My application has been approved by the state board. But when I tried to register the SE Lateral exam in Maryland as what I did back to October Vertical exam, I found there is no exam location in Timonium area anymore. There are only a few of the exam locations across the nation. I knew PE exam is going to CPT, so this may be a reason why some states don't offer the huge exam center anymore. My question is the nearest exam location to me is Richmond, VA. Can I still register the exam under MD board, but take the exam in VA?


----------



## Tim - formerly @ NCEES (Dec 20, 2021)

Yes. Please see the following link on the NCEES website for more information - April 2022 PE Structural exam administration - NCEES.


----------



## melonzai (Dec 20, 2021)

Tim @ NCEES said:


> Yes. Please see the following link on the NCEES website for more information - April 2022 PE Structural exam administration - NCEES.
> 
> View attachment 26540


Thank you so much for the quick answer, Tim.

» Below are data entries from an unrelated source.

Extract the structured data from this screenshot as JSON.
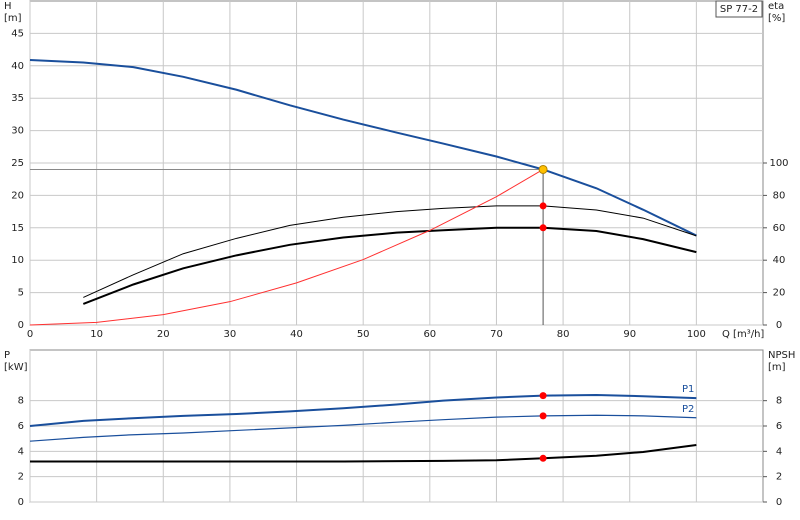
{
  "chart_data": [
    {
      "type": "line",
      "title": "SP 77-2",
      "ylabel": [
        "H",
        "[m]"
      ],
      "y2label": [
        "eta",
        "[%]"
      ],
      "xlabel": "Q [m³/h]",
      "xlim": [
        0,
        110
      ],
      "xticks": [
        0,
        10,
        20,
        30,
        40,
        50,
        60,
        70,
        80,
        90,
        100
      ],
      "ylim": [
        0,
        50
      ],
      "yticks": [
        0,
        5,
        10,
        15,
        20,
        25,
        30,
        35,
        40,
        45
      ],
      "y2lim": [
        0,
        200
      ],
      "y2ticks": [
        0,
        20,
        40,
        60,
        80,
        100
      ],
      "grid": true,
      "operating_point": {
        "x": 77,
        "y": 24,
        "color": "#ffc000"
      },
      "series": [
        {
          "color": "#1a4f9c",
          "width": 2,
          "x": [
            0,
            8,
            15.5,
            23,
            31,
            39,
            47,
            55,
            62,
            70,
            77,
            85,
            92,
            100
          ],
          "values": [
            40.9,
            40.5,
            39.8,
            38.3,
            36.3,
            33.9,
            31.7,
            29.7,
            28.0,
            26.0,
            24.0,
            21.1,
            17.8,
            13.8
          ]
        },
        {
          "color": "#000000",
          "width": 1,
          "axis": "y2",
          "point_color": "#ff0000",
          "x": [
            8,
            15.5,
            23,
            31,
            39,
            47,
            55,
            62,
            70,
            77,
            85,
            92,
            100
          ],
          "values": [
            17,
            31,
            44,
            53.5,
            61.5,
            66.5,
            70,
            72,
            73.5,
            73.5,
            71,
            66,
            55
          ]
        },
        {
          "color": "#000000",
          "width": 2,
          "axis": "y2",
          "point_color": "#ff0000",
          "x": [
            8,
            15.5,
            23,
            31,
            39,
            47,
            55,
            62,
            70,
            77,
            85,
            92,
            100
          ],
          "values": [
            13,
            25,
            35,
            43,
            49.5,
            54,
            57,
            58.5,
            60,
            60,
            58,
            53,
            45
          ]
        },
        {
          "color": "#ff3030",
          "width": 1,
          "x": [
            0,
            10,
            20,
            30,
            40,
            50,
            60,
            70,
            77
          ],
          "values": [
            0,
            0.4,
            1.6,
            3.6,
            6.5,
            10.1,
            14.6,
            19.8,
            24
          ]
        }
      ]
    },
    {
      "type": "line",
      "ylabel": [
        "P",
        "[kW]"
      ],
      "y2label": [
        "NPSH",
        "[m]"
      ],
      "xlim": [
        0,
        110
      ],
      "xticks": [
        0,
        10,
        20,
        30,
        40,
        50,
        60,
        70,
        80,
        90,
        100
      ],
      "ylim": [
        0,
        12
      ],
      "yticks": [
        0,
        2,
        4,
        6,
        8
      ],
      "y2lim": [
        0,
        12
      ],
      "y2ticks": [
        0,
        2,
        4,
        6,
        8
      ],
      "grid": true,
      "operating_x": 77,
      "series": [
        {
          "name": "P1",
          "color": "#1a4f9c",
          "width": 2,
          "point_color": "#ff0000",
          "x": [
            0,
            8,
            15,
            23,
            31,
            39,
            47,
            55,
            62,
            70,
            77,
            85,
            92,
            100
          ],
          "values": [
            6.0,
            6.4,
            6.6,
            6.8,
            6.95,
            7.15,
            7.4,
            7.7,
            8.0,
            8.25,
            8.4,
            8.45,
            8.35,
            8.2
          ]
        },
        {
          "name": "P2",
          "color": "#1a4f9c",
          "width": 1.2,
          "point_color": "#ff0000",
          "x": [
            0,
            8,
            15,
            23,
            31,
            39,
            47,
            55,
            62,
            70,
            77,
            85,
            92,
            100
          ],
          "values": [
            4.8,
            5.1,
            5.3,
            5.45,
            5.65,
            5.85,
            6.05,
            6.3,
            6.5,
            6.7,
            6.8,
            6.85,
            6.8,
            6.65
          ]
        },
        {
          "color": "#000000",
          "width": 2,
          "axis": "y2",
          "point_color": "#ff0000",
          "x": [
            0,
            8,
            15,
            31,
            47,
            62,
            70,
            77,
            85,
            92,
            100
          ],
          "values": [
            3.2,
            3.2,
            3.2,
            3.2,
            3.2,
            3.25,
            3.3,
            3.45,
            3.65,
            3.95,
            4.5
          ]
        }
      ]
    }
  ]
}
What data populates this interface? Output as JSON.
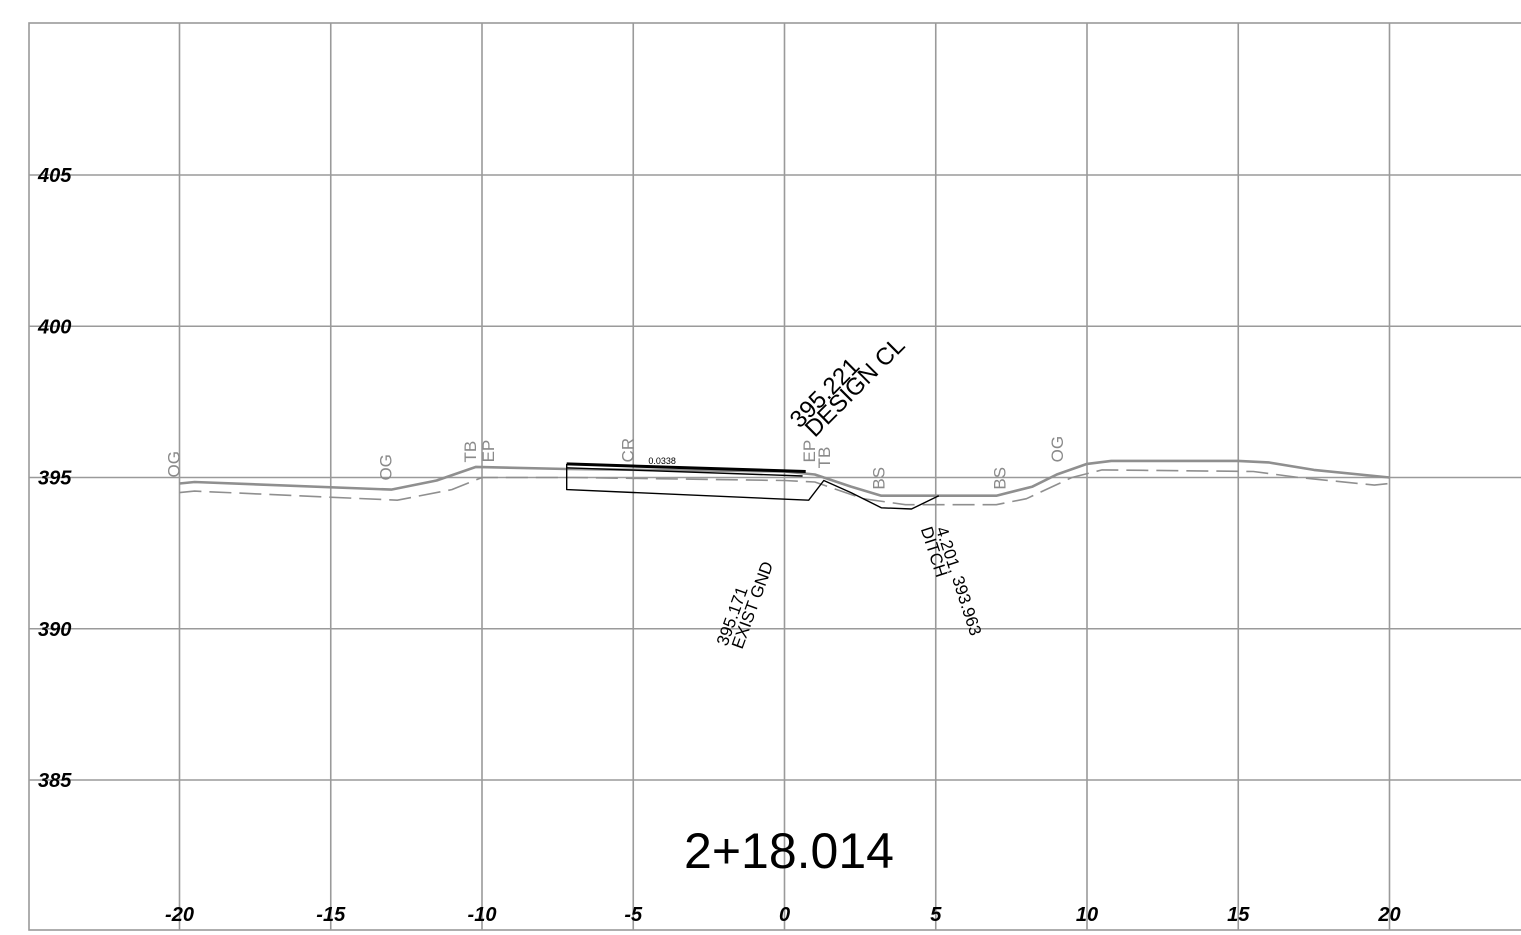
{
  "station": "2+18.014",
  "chart_data": {
    "type": "line",
    "title": "2+18.014",
    "xlabel": "",
    "ylabel": "",
    "xlim": [
      -25,
      20
    ],
    "ylim": [
      380,
      410
    ],
    "x_ticks": [
      "-20",
      "-15",
      "-10",
      "-5",
      "0",
      "5",
      "10",
      "15",
      "20"
    ],
    "y_ticks": [
      "405",
      "400",
      "395",
      "390",
      "385"
    ],
    "grid": true,
    "series": [
      {
        "style": "solid-gray",
        "x": [
          -20,
          -19.5,
          -13,
          -11.5,
          -10.2,
          -7.2,
          0,
          1,
          2.2,
          3.2,
          7,
          8.2,
          9,
          10,
          10.8,
          15,
          16,
          17.5,
          20
        ],
        "y": [
          394.8,
          394.85,
          394.6,
          394.9,
          395.35,
          395.28,
          395.2,
          395.1,
          394.7,
          394.4,
          394.4,
          394.7,
          395.1,
          395.45,
          395.55,
          395.55,
          395.5,
          395.25,
          395.0
        ]
      },
      {
        "style": "dashed-gray",
        "x": [
          -20,
          -19.5,
          -12.8,
          -11,
          -10,
          -7,
          0,
          1,
          2.6,
          4,
          7,
          8,
          9.5,
          10.5,
          15.5,
          17,
          19.5,
          20
        ],
        "y": [
          394.5,
          394.55,
          394.25,
          394.6,
          395.0,
          395.0,
          394.9,
          394.85,
          394.3,
          394.1,
          394.1,
          394.3,
          395.0,
          395.25,
          395.2,
          395.0,
          394.75,
          394.8
        ]
      },
      {
        "style": "design-top",
        "x": [
          -7.2,
          0.7
        ],
        "y": [
          395.45,
          395.2
        ]
      },
      {
        "style": "design-base",
        "x": [
          -7.2,
          0.6
        ],
        "y": [
          395.32,
          395.05
        ]
      },
      {
        "style": "design-section",
        "x": [
          -7.2,
          -7.2,
          0.8,
          1.3,
          2.2,
          3.2,
          4.2,
          5.1
        ],
        "y": [
          395.45,
          394.6,
          394.25,
          394.9,
          394.5,
          394.0,
          393.96,
          394.4
        ]
      }
    ],
    "annotations": [
      {
        "text": "OG",
        "x": -20,
        "y": 395.0,
        "color": "gray",
        "angle": -90
      },
      {
        "text": "OG",
        "x": -13,
        "y": 394.9,
        "color": "gray",
        "angle": -90
      },
      {
        "text": "TB",
        "x": -10.2,
        "y": 395.5,
        "color": "gray",
        "angle": -90
      },
      {
        "text": "EP",
        "x": -9.6,
        "y": 395.5,
        "color": "gray",
        "angle": -90
      },
      {
        "text": "CR",
        "x": -5,
        "y": 395.5,
        "color": "gray",
        "angle": -90
      },
      {
        "text": "0.0338",
        "x": -4.5,
        "y": 395.45,
        "color": "black",
        "angle": 0
      },
      {
        "text": "EP",
        "x": 1,
        "y": 395.5,
        "color": "gray",
        "angle": -90
      },
      {
        "text": "TB",
        "x": 1.5,
        "y": 395.3,
        "color": "gray",
        "angle": -90
      },
      {
        "text": "BS",
        "x": 3.3,
        "y": 394.6,
        "color": "gray",
        "angle": -90
      },
      {
        "text": "BS",
        "x": 7.3,
        "y": 394.6,
        "color": "gray",
        "angle": -90
      },
      {
        "text": "OG",
        "x": 9.2,
        "y": 395.5,
        "color": "gray",
        "angle": -90
      },
      {
        "text": "395.221",
        "x": 0.5,
        "y": 396.6,
        "color": "black",
        "angle": -45
      },
      {
        "text": "DESIGN CL",
        "x": 1.0,
        "y": 396.3,
        "color": "black",
        "angle": -45
      },
      {
        "text": "395.171",
        "x": -1.9,
        "y": 389.4,
        "color": "black",
        "angle": -70
      },
      {
        "text": "EXIST GND",
        "x": -1.4,
        "y": 389.3,
        "color": "black",
        "angle": -70
      },
      {
        "text": "4.201, 393.963",
        "x": 5.0,
        "y": 393.3,
        "color": "black",
        "angle": 72
      },
      {
        "text": "DITCH",
        "x": 4.5,
        "y": 393.3,
        "color": "black",
        "angle": 72
      }
    ]
  }
}
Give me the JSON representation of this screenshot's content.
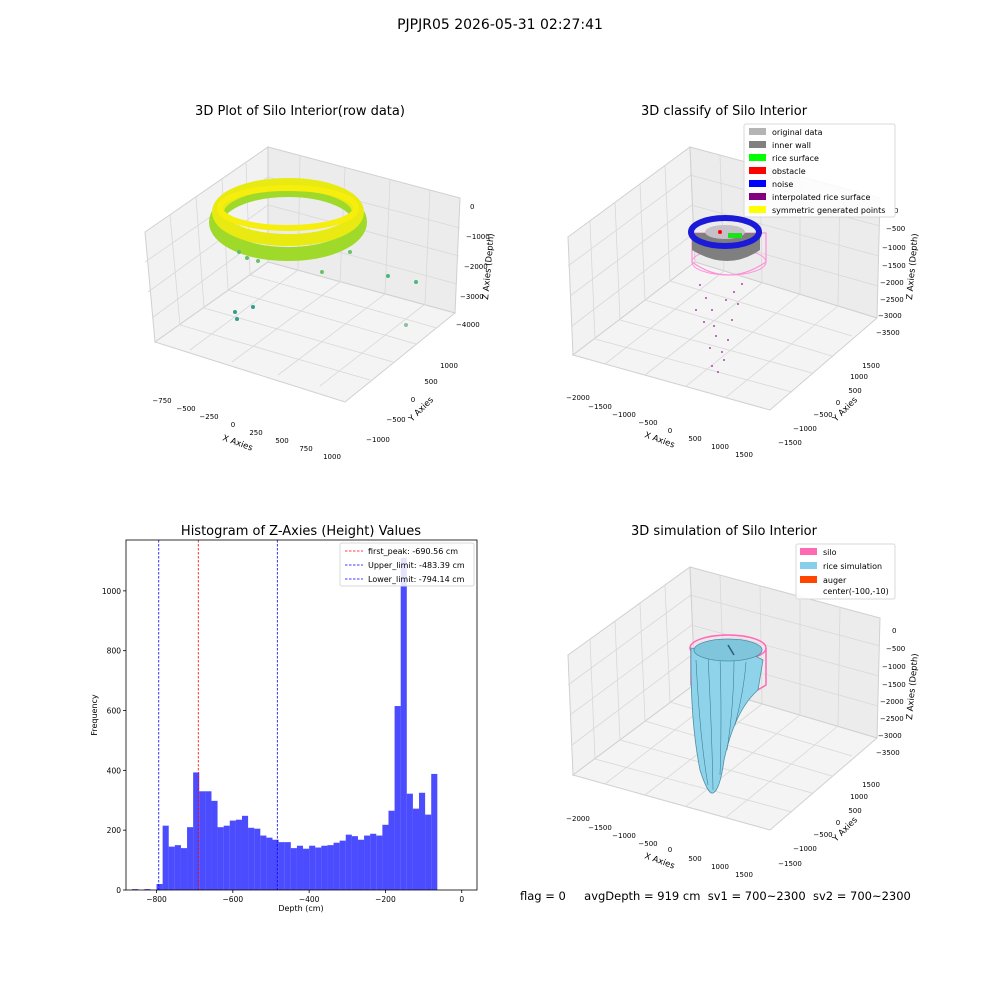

I shall pay attention to their website. It is sad that they cancel the exam location near me


----------



## steel (Dec 20, 2021)

melonzai said:


> Thank you so much for the quick answer, Tim. I shall pay attention to their website. It is sad that they cancel the exam location near me


It's probably just not cost effective enough to have multiple exam locations in every state. In PA, they had three cities with test locations: Pittsburgh, Harrisburg, and Philadelphia. It was probably less than 10 SE takers, total.


----------



## thedaywa1ker (Dec 20, 2021)

They've also got to have the testing center for 2 days for the SE...I imagine that some places only had the testing center open for the second SE day and the handful of poor souls taking it.


----------